In [1]:
import os

#### 1 读取文件内容

In [2]:
train_texts = open ("train_contents.txt", encoding = 'utf-8').read().split('\n')
train_labels= open ("train_labels.txt", encoding = 'utf-8').read ().split ('\n')
test_texts  = open ("test_contents.txt", encoding = 'utf-8').read().split ('\n')
test_labels = open ("test_labels.txt", encoding = 'utf-8').read().split ('\n')

all_texts  = train_texts + test_texts
all_labels = train_labels + test_labels

#### 2 对文本进行向量化处理

In [3]:
from keras.preprocessing.text import Tokenizer
from keras.preprocessing.sequence import pad_sequences
from keras.utils import to_categorical
import numpy as np

  from ._conv import register_converters as _register_converters
Using TensorFlow backend.


In [4]:
MAX_SEQUENCE_LENGTH = 100
EMBEDDING_DIM = 200
VALIDATION_SPLIT = 0.16
TEST_SPLIT = 0.2

In [5]:
# 2.1 声明使用分词器Tokenizer，Tokenizer是一个用于向量化文本，或将文本转换为序列（即单词在字典中的下标构成的列表，从1算起）的类。
tokenizer = Tokenizer()
# 2.1.1 要用以训练的文本列表
tokenizer.fit_on_texts(all_texts)
# 2.1.2 序列的列表，列表中每个序列对应于一段输入文本，文本的数字表示
sequences = tokenizer.texts_to_sequences(all_texts)
# 2.1.3
#word_counts:字典，将单词（字符串）映射为它们在训练期间出现的次数。仅在调用fit_on_texts之后设置。
#word_docs: 字典，将单词（字符串）映射为它们在训练期间所出现的文档或文本的数量。仅在调用fit_on_texts之后设置。
#word_index: 字典，将单词（字符串）映射为它们的排名或者索引。仅在调用fit_on_texts之后设置。
#document_count: 整数。分词器被训练的文档（文本或者序列）数量。仅在调用fit_on_texts或fit_on_sequences之后设置。
word_index = tokenizer.word_index
print('Found %s unique tokens.' % len(word_index))
data = pad_sequences(sequences, maxlen = MAX_SEQUENCE_LENGTH)

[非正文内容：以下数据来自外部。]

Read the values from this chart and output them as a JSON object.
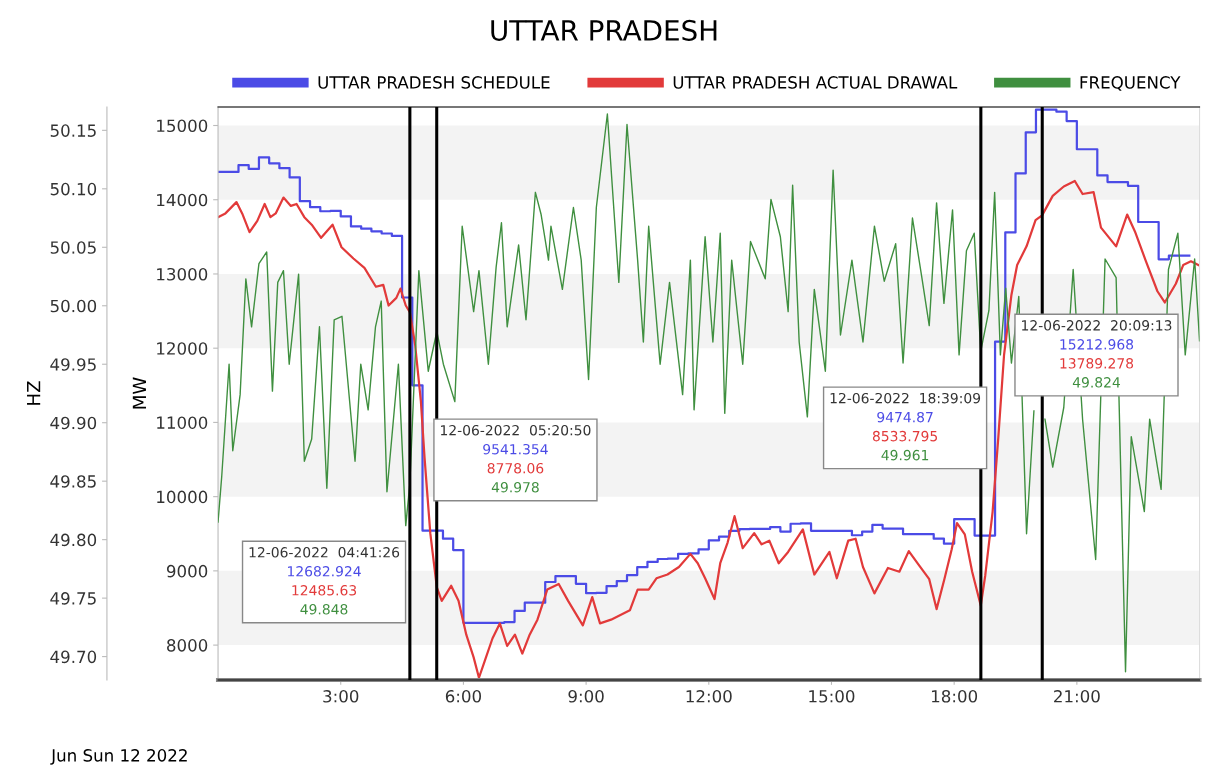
{
  "chart_data": {
    "type": "line",
    "title": "UTTAR PRADESH",
    "xlabel": "Jun Sun 12 2022",
    "ylabel": "MW",
    "y2label": "HZ",
    "xlim": [
      0,
      24
    ],
    "xticks": [
      {
        "value": 3,
        "label": "3:00"
      },
      {
        "value": 6,
        "label": "6:00"
      },
      {
        "value": 9,
        "label": "9:00"
      },
      {
        "value": 12,
        "label": "12:00"
      },
      {
        "value": 15,
        "label": "15:00"
      },
      {
        "value": 18,
        "label": "18:00"
      },
      {
        "value": 21,
        "label": "21:00"
      }
    ],
    "ylim": [
      7530,
      15250
    ],
    "yticks": [
      8000,
      9000,
      10000,
      11000,
      12000,
      13000,
      14000,
      15000
    ],
    "y2lim": [
      49.68,
      50.17
    ],
    "y2ticks": [
      {
        "value": 49.7,
        "label": "49.70"
      },
      49.75,
      {
        "value": 49.8,
        "label": "49.80"
      },
      49.85,
      {
        "value": 49.9,
        "label": "49.90"
      },
      49.95,
      {
        "value": 50.0,
        "label": "50.00"
      },
      50.05,
      {
        "value": 50.1,
        "label": "50.10"
      },
      50.15
    ],
    "legend": "top",
    "series": [
      {
        "name": "UTTAR PRADESH SCHEDULE",
        "type": "step",
        "color": "#4b4be6",
        "x": [
          0,
          0.5,
          0.75,
          1.0,
          1.25,
          1.5,
          1.75,
          2.0,
          2.25,
          2.5,
          2.75,
          3.0,
          3.25,
          3.5,
          3.75,
          4.0,
          4.25,
          4.5,
          4.75,
          5.0,
          5.5,
          5.75,
          6.0,
          7.0,
          7.25,
          7.5,
          8.0,
          8.25,
          8.75,
          9.0,
          9.25,
          9.5,
          9.75,
          10.0,
          10.25,
          10.5,
          10.75,
          11.0,
          11.25,
          11.5,
          11.75,
          12.0,
          12.25,
          12.5,
          12.75,
          13.0,
          13.5,
          13.75,
          14.0,
          14.25,
          14.5,
          15.5,
          15.75,
          16.0,
          16.25,
          16.75,
          17.5,
          17.75,
          18.0,
          18.5,
          19.0,
          19.25,
          19.5,
          19.75,
          20.0,
          20.5,
          20.75,
          21.0,
          21.5,
          21.75,
          22.25,
          22.5,
          23.0,
          23.25,
          23.75
        ],
        "values": [
          14374,
          14465,
          14415,
          14570,
          14490,
          14425,
          14300,
          13980,
          13900,
          13845,
          13850,
          13775,
          13640,
          13610,
          13575,
          13545,
          13513,
          12683,
          11500,
          9541,
          9433,
          9280,
          8300,
          8310,
          8460,
          8572,
          8850,
          8930,
          8825,
          8700,
          8705,
          8795,
          8863,
          8943,
          9050,
          9120,
          9160,
          9165,
          9230,
          9235,
          9290,
          9410,
          9460,
          9540,
          9563,
          9565,
          9590,
          9530,
          9635,
          9640,
          9540,
          9480,
          9530,
          9620,
          9570,
          9495,
          9433,
          9367,
          9697,
          9475,
          12088,
          13560,
          14354,
          14908,
          15213,
          15186,
          15060,
          14680,
          14328,
          14238,
          14188,
          13700,
          13197,
          13247,
          13247
        ]
      },
      {
        "name": "UTTAR PRADESH ACTUAL DRAWAL",
        "color": "#e23a3a",
        "x": [
          0,
          0.18,
          0.45,
          0.59,
          0.77,
          0.96,
          1.14,
          1.28,
          1.41,
          1.6,
          1.78,
          1.92,
          2.11,
          2.29,
          2.52,
          2.8,
          3.02,
          3.31,
          3.58,
          3.86,
          4.04,
          4.17,
          4.36,
          4.46,
          4.59,
          4.69,
          4.82,
          4.96,
          5.05,
          5.19,
          5.35,
          5.47,
          5.7,
          5.88,
          6.07,
          6.25,
          6.38,
          6.52,
          6.71,
          6.89,
          7.07,
          7.26,
          7.44,
          7.62,
          7.81,
          8.05,
          8.33,
          8.56,
          8.92,
          9.15,
          9.34,
          9.61,
          10.07,
          10.26,
          10.53,
          10.72,
          10.99,
          11.27,
          11.55,
          11.73,
          11.91,
          12.14,
          12.28,
          12.46,
          12.63,
          12.83,
          13.11,
          13.29,
          13.48,
          13.71,
          13.94,
          14.3,
          14.58,
          14.95,
          15.13,
          15.41,
          15.59,
          15.77,
          16.05,
          16.38,
          16.66,
          16.89,
          17.12,
          17.39,
          17.57,
          17.76,
          17.94,
          18.07,
          18.26,
          18.44,
          18.65,
          18.76,
          18.94,
          19.08,
          19.22,
          19.4,
          19.54,
          19.77,
          19.99,
          20.15,
          20.41,
          20.68,
          20.95,
          21.14,
          21.41,
          21.59,
          21.96,
          22.23,
          22.42,
          22.69,
          22.97,
          23.15,
          23.42,
          23.6,
          23.79,
          23.97
        ],
        "values": [
          13765,
          13816,
          13968,
          13816,
          13563,
          13715,
          13943,
          13765,
          13816,
          14029,
          13917,
          13943,
          13765,
          13664,
          13487,
          13664,
          13360,
          13208,
          13081,
          12828,
          12853,
          12575,
          12678,
          12803,
          12575,
          12486,
          12043,
          11282,
          10522,
          9508,
          8778,
          8596,
          8799,
          8596,
          8140,
          7835,
          7560,
          7785,
          8089,
          8292,
          7988,
          8140,
          7886,
          8140,
          8343,
          8748,
          8824,
          8596,
          8266,
          8646,
          8292,
          8343,
          8469,
          8748,
          8748,
          8900,
          8951,
          9052,
          9229,
          9103,
          8900,
          8621,
          9103,
          9382,
          9737,
          9306,
          9509,
          9357,
          9407,
          9103,
          9255,
          9559,
          8951,
          9255,
          8900,
          9407,
          9433,
          9053,
          8697,
          9039,
          8989,
          9266,
          9090,
          8888,
          8485,
          8888,
          9291,
          9644,
          9492,
          8989,
          8534,
          8938,
          9795,
          10802,
          11911,
          12717,
          13120,
          13372,
          13724,
          13789,
          14052,
          14178,
          14253,
          14077,
          14102,
          13624,
          13372,
          13800,
          13573,
          13170,
          12767,
          12616,
          12868,
          13120,
          13170,
          13120
        ]
      },
      {
        "name": "FREQUENCY",
        "axis": "y2",
        "color": "#3f8f3f",
        "x": [
          0.0,
          0.09,
          0.27,
          0.36,
          0.54,
          0.68,
          0.82,
          1.0,
          1.19,
          1.33,
          1.46,
          1.6,
          1.74,
          1.97,
          2.11,
          2.29,
          2.48,
          2.66,
          2.84,
          3.03,
          3.35,
          3.49,
          3.67,
          3.85,
          3.99,
          4.13,
          4.41,
          4.59,
          4.69,
          4.91,
          5.14,
          5.35,
          5.51,
          5.79,
          5.97,
          6.25,
          6.38,
          6.61,
          6.8,
          6.93,
          7.07,
          7.35,
          7.53,
          7.76,
          7.9,
          8.08,
          8.14,
          8.42,
          8.69,
          8.88,
          9.06,
          9.25,
          9.52,
          9.8,
          10.0,
          10.26,
          10.4,
          10.53,
          10.81,
          11.04,
          11.36,
          11.55,
          11.64,
          11.91,
          12.1,
          12.28,
          12.39,
          12.56,
          12.83,
          13.02,
          13.38,
          13.52,
          13.75,
          13.94,
          14.05,
          14.21,
          14.41,
          14.58,
          14.85,
          15.04,
          15.22,
          15.5,
          15.77,
          16.05,
          16.29,
          16.57,
          16.75,
          16.98,
          17.21,
          17.39,
          17.57,
          17.75,
          17.96,
          18.12,
          18.3,
          18.49,
          18.65,
          18.85,
          18.99,
          19.13,
          19.26,
          19.4,
          19.58,
          19.77,
          19.95,
          20.15,
          20.22,
          20.41,
          20.68,
          20.91,
          21.14,
          21.46,
          21.69,
          21.96,
          22.19,
          22.33,
          22.65,
          22.78,
          23.06,
          23.24,
          23.47,
          23.65,
          23.88,
          24.0
        ],
        "values": [
          49.815,
          49.854,
          49.95,
          49.876,
          49.924,
          50.023,
          49.982,
          50.036,
          50.046,
          49.927,
          50.02,
          50.03,
          49.95,
          50.027,
          49.867,
          49.886,
          49.982,
          49.844,
          49.988,
          49.991,
          49.867,
          49.95,
          49.911,
          49.982,
          50.004,
          49.841,
          49.95,
          49.812,
          49.848,
          50.03,
          49.944,
          49.978,
          49.95,
          49.918,
          50.068,
          49.995,
          50.03,
          49.95,
          50.033,
          50.071,
          49.982,
          50.052,
          49.988,
          50.097,
          50.078,
          50.039,
          50.068,
          50.014,
          50.084,
          50.039,
          49.937,
          50.084,
          50.164,
          50.02,
          50.155,
          50.039,
          49.969,
          50.068,
          49.95,
          50.02,
          49.924,
          50.039,
          49.911,
          50.059,
          49.969,
          50.062,
          49.908,
          50.039,
          49.95,
          50.055,
          50.023,
          50.091,
          50.059,
          49.995,
          50.103,
          49.969,
          49.905,
          50.014,
          49.944,
          50.116,
          49.975,
          50.039,
          49.969,
          50.068,
          50.021,
          50.053,
          49.951,
          50.075,
          50.024,
          49.983,
          50.088,
          50.002,
          50.082,
          49.958,
          50.047,
          50.062,
          49.961,
          49.996,
          50.097,
          49.958,
          50.015,
          49.951,
          50.008,
          49.805,
          49.91,
          null,
          49.903,
          49.862,
          49.913,
          50.031,
          49.903,
          49.783,
          50.04,
          50.024,
          49.687,
          49.888,
          49.824,
          49.903,
          49.843,
          50.031,
          50.062,
          49.958,
          50.04,
          49.97
        ]
      }
    ],
    "bands": [
      {
        "axis": "y",
        "from": 8000,
        "to": 9000,
        "color": "#f3f3f3"
      },
      {
        "axis": "y",
        "from": 10000,
        "to": 11000,
        "color": "#f3f3f3"
      },
      {
        "axis": "y",
        "from": 12000,
        "to": 13000,
        "color": "#f3f3f3"
      },
      {
        "axis": "y",
        "from": 14000,
        "to": 15000,
        "color": "#f3f3f3"
      }
    ],
    "ref_lines": [
      {
        "axis": "x",
        "value": 4.6906,
        "color": "#000000"
      },
      {
        "axis": "x",
        "value": 5.3472,
        "color": "#000000"
      },
      {
        "axis": "x",
        "value": 18.6525,
        "color": "#000000"
      },
      {
        "axis": "x",
        "value": 20.1536,
        "color": "#000000"
      }
    ],
    "annotations": [
      "12-06-2022  04:41:26",
      "12682.924",
      "12485.63",
      "49.848",
      "12-06-2022  05:20:50",
      "9541.354",
      "8778.06",
      "49.978",
      "12-06-2022  18:39:09",
      "9474.87",
      "8533.795",
      "49.961",
      "12-06-2022  20:09:13",
      "15212.968",
      "13789.278",
      "49.824"
    ]
  }
}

Found 65604 unique tokens.


In [6]:
# 2.2.1 使用to_categorical将labels进行二值化处理
labels = to_categorical(np.asarray(all_labels))
print('Shape of data tensor:', data.shape)
print('Shape of label tensor:', labels.shape)

Shape of data tensor: (21924, 100)
Shape of label tensor: (21924, 12)


#### 3 分配数据集

In [7]:
# 3.1 打乱次序
indices = np.arange (data.shape[0])
np.random.shuffle(indices)
data = data[indices]
labels = labels[indices]
# 3.2 分配数据集
p1 = int(len(data)*(1-VALIDATION_SPLIT-TEST_SPLIT))
p2 = int(len(data)*(1-TEST_SPLIT))
x_train = data[:p1]
y_train = labels[:p1]
x_val = data[p1:p2]
y_val = labels[p1:p2]
x_test = data[p2:]
y_test = labels[p2:]

print ('train docs: ' + str(len(x_train)))
print ('val docs: '+str(len(x_val)))
print ('test docs: '+str(len(x_test)))

train docs: 14031
val docs: 3508
test docs: 4385


#### 4 加载word2vec中的Embedding

In [8]:
import gensim
from keras.utils import plot_model   # 绘制模型的结构图

w2v_model = gensim.models.KeyedVectors.load_word2vec_format('vectors.bin', binary = True)
embedding_matrix = np.zeros((len(word_index) + 1, EMBEDDING_DIM))
not_in_model = 0
in_model = 0
for word, i in word_index.items():
    if str(word) in w2v_model:
        in_model += 1
        embedding_matrix[i] = np.asarray(w2v_model[str(word)], dtype='float32')
    else:
        not_in_model += 1
print (str(not_in_model)+' words not in w2v model')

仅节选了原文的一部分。